さらに興味深いのは、親が望んでいることとして3つ挙げられた3点目である「発達する前に乳房を取り除く」の部分には「倫理委に提出された親の提案書を参照のこと」と括弧で付け加えられていること。(親の提案書は調査報告書には添付されていません。)親の提案書を読む以外に、理解のすべがなかったということでしょうか。

乳腺芽という組織があって、それを取り除けば乳房が大きくなることを防げるというのは、あくまで「理論上はそうなるはずだ」との両親のリサーチから出てきたアイディアに過ぎなかったのではないでしょうか。そして実は医師らは、乳房芽にせよ乳腺芽にせよ、そんなものを取り除くという発想そのものを、医学的に認めていなかったのではないでしょうか。だから彼らにとっては親の言っていることは「乳房の切除」でしかなかったし、mastectomy でしかなかった。「医者も知らない”乳房芽”?」で既に疑問を呈したように、やはり親が提案している目的での mastectomy など、とうていconvensional な医療行為ではなかったのではないでしょうか。だからこそ、彼らは医師として、この点については論文に書けなかったのではないでしょうか。

しかし、それならば、そこからは、もっと大きな疑問が生じます。それほど医師らにとっても奇異だった「乳房芽の切除」を、なぜ倫理委が認めたのかという疑問です。いや、それ以前に、なぜ倫理委にまで話が行くほど、医師らがまともに相手にしたのかという疑問です。

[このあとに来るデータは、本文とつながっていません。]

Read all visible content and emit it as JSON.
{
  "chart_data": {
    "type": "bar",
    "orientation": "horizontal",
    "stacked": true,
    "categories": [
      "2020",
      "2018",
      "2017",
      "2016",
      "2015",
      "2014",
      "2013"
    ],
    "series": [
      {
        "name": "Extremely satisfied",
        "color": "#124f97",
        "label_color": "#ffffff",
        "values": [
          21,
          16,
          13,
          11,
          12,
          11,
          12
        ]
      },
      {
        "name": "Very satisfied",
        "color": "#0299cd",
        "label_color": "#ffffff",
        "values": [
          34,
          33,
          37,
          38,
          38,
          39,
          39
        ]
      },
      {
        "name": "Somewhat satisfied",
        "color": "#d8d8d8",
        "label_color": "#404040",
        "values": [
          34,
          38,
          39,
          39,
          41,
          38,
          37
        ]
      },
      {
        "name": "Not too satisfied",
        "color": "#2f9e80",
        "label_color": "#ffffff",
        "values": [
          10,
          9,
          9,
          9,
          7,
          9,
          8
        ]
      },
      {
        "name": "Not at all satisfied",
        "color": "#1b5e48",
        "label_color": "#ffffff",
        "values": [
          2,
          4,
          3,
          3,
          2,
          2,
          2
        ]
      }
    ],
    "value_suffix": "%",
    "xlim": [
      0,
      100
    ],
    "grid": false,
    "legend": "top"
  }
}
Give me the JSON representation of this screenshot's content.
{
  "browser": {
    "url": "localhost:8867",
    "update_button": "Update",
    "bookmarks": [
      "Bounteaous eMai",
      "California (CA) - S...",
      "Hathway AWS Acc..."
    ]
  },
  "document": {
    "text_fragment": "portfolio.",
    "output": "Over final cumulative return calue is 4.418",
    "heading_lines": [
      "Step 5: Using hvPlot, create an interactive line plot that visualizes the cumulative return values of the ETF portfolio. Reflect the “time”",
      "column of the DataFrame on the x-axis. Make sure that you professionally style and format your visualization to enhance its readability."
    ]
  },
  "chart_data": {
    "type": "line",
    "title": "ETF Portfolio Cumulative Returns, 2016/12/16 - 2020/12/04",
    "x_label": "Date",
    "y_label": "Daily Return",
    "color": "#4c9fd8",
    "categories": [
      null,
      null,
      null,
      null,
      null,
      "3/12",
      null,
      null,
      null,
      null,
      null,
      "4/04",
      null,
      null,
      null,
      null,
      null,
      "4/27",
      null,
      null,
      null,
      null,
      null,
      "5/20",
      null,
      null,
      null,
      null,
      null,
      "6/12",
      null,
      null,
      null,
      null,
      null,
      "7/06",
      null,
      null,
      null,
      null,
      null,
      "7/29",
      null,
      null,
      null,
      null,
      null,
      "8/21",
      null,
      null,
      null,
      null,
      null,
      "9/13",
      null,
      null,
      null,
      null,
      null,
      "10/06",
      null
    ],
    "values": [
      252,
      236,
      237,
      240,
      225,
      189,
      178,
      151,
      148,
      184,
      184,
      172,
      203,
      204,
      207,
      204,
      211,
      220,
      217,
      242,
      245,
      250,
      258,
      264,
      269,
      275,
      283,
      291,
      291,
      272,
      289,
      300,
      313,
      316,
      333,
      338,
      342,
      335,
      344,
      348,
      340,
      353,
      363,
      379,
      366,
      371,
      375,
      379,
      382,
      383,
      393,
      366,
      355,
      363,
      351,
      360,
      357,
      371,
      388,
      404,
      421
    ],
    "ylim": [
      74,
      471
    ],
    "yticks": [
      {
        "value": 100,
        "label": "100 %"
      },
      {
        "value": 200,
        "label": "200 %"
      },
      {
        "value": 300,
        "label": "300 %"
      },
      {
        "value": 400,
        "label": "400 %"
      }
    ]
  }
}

親がこんな突飛なことを独自にリサーチして思いつき、アイデアとして持ち込んできた場合に、通常、医師は相手にするでしょうか? 普通ならば倫理委でプレゼンさせてもらうどころか、診察室で切り出したとたんに、ろくに話すら聞いてもらえず追い返されるのがオチなのでは?

この点は、にわかにこの事件の本質に迫ってきたように思います。